The Belarusian case is special since the entire economy has long been subsidised by Russia (extraordinarily low oil and gas prices). Nevertheless, the CU membership does not shield the country against frequent conflicts with Russia. A few days ago, President Lukashenka, at a press conference in Moscow, declared that Belarus can leave the CU if Moscow fails to stop charging export customs levies from 1 January 2014 on oil products made from Russian commodity. Belarus must pay Russia USD 4bn p.a. for that. According to Lukashenka, if Russia meets this obligation, the Belarusians will be as affluent as people in the Emirates.
– We will not continue our CU membership if we cannot benefit economically from it – Lukashenka said.
A conflict within
The decision for the Russian or pro-European option is fraught with consequences, also on its intra-political arena. It may exacerbate tensions in relations between oligarch groups since their economic interests often diverge. While for some of them it is high gas prices that are beneficial – for others it is the low ones. Conflicts of interests among regions can also intensify. In the eastern and southern part of the country, there are fewer opponents of Ukraine’s EU accession (40.5 per cent) than opponents of the CU accession (40.9 per cent); in the western and central part the figure stands at 62.8 per cent and 37.8 per cent respectively).
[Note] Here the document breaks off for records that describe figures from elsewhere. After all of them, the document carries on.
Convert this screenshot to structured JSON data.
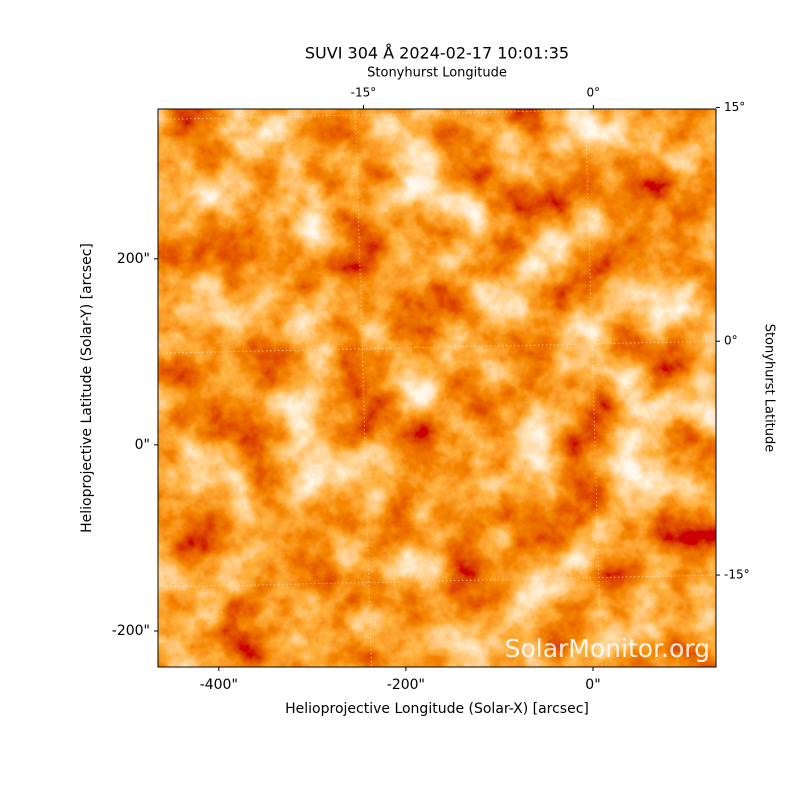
{
  "chart_data": {
    "type": "image",
    "title": "SUVI 304 Å 2024-02-17 10:01:35",
    "xlabel": "Helioprojective Longitude (Solar-X) [arcsec]",
    "ylabel": "Helioprojective Latitude (Solar-Y) [arcsec]",
    "x2label": "Stonyhurst Longitude",
    "y2label": "Stonyhurst Latitude",
    "xlim": [
      -465,
      131.5
    ],
    "ylim": [
      -238.7,
      361
    ],
    "xticks": [
      {
        "value": -400,
        "label": "-400\""
      },
      {
        "value": -200,
        "label": "-200\""
      },
      {
        "value": 0,
        "label": "0\""
      }
    ],
    "yticks": [
      {
        "value": -200,
        "label": "-200\""
      },
      {
        "value": 0,
        "label": "0\""
      },
      {
        "value": 200,
        "label": "200\""
      }
    ],
    "x2lim": [
      -28.4,
      8.0
    ],
    "x2ticks": [
      {
        "value": -15,
        "label": "-15°"
      },
      {
        "value": 0,
        "label": "0°"
      }
    ],
    "y2lim": [
      -20.9,
      14.9
    ],
    "y2ticks": [
      {
        "value": -15,
        "label": "-15°"
      },
      {
        "value": 0,
        "label": "0°"
      },
      {
        "value": 15,
        "label": "15°"
      }
    ],
    "watermark": "SolarMonitor.org"
  }
}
The Ukrainian dilemma is not easy. The current state of its elites does not allow for significant determination in its aspirations to meet political and economic EU standards. No clear declaration as to the real accession to the EU, and only the signature of an association agreement (which does not produce fast direct economic effects) and no such guarantee for the future must evoke a serious dilemma. The Russian blackmail, pressure from Gazprom, a huge propaganda warning against imminent bankruptcy of Ukraine if the hazy agreement with the EU is signed, which will ultimately cut it off from the former Soviet Union, the support of political demonstrations of pro-Russian groups, the use of the Orthodox Church of the Moscow Patriarchate as a fundament of spiritual community of Slavs untouched by decadent Western culture contributes to the dilemma. The reasons of such Russian policy are clear. Unlike the EU, in the accession process, Russia does not set any qualitative economic or political conditions. The forcing of the “integration” process of former Soviet Union states should only prevent Ukraine from coming closer to the West and is an attempt to rebuilt Russian post-imperial space.
In such circumstances, the Ukrainian choice is fundamental not so much from the economic but political point of view. This is a choice of civilisation.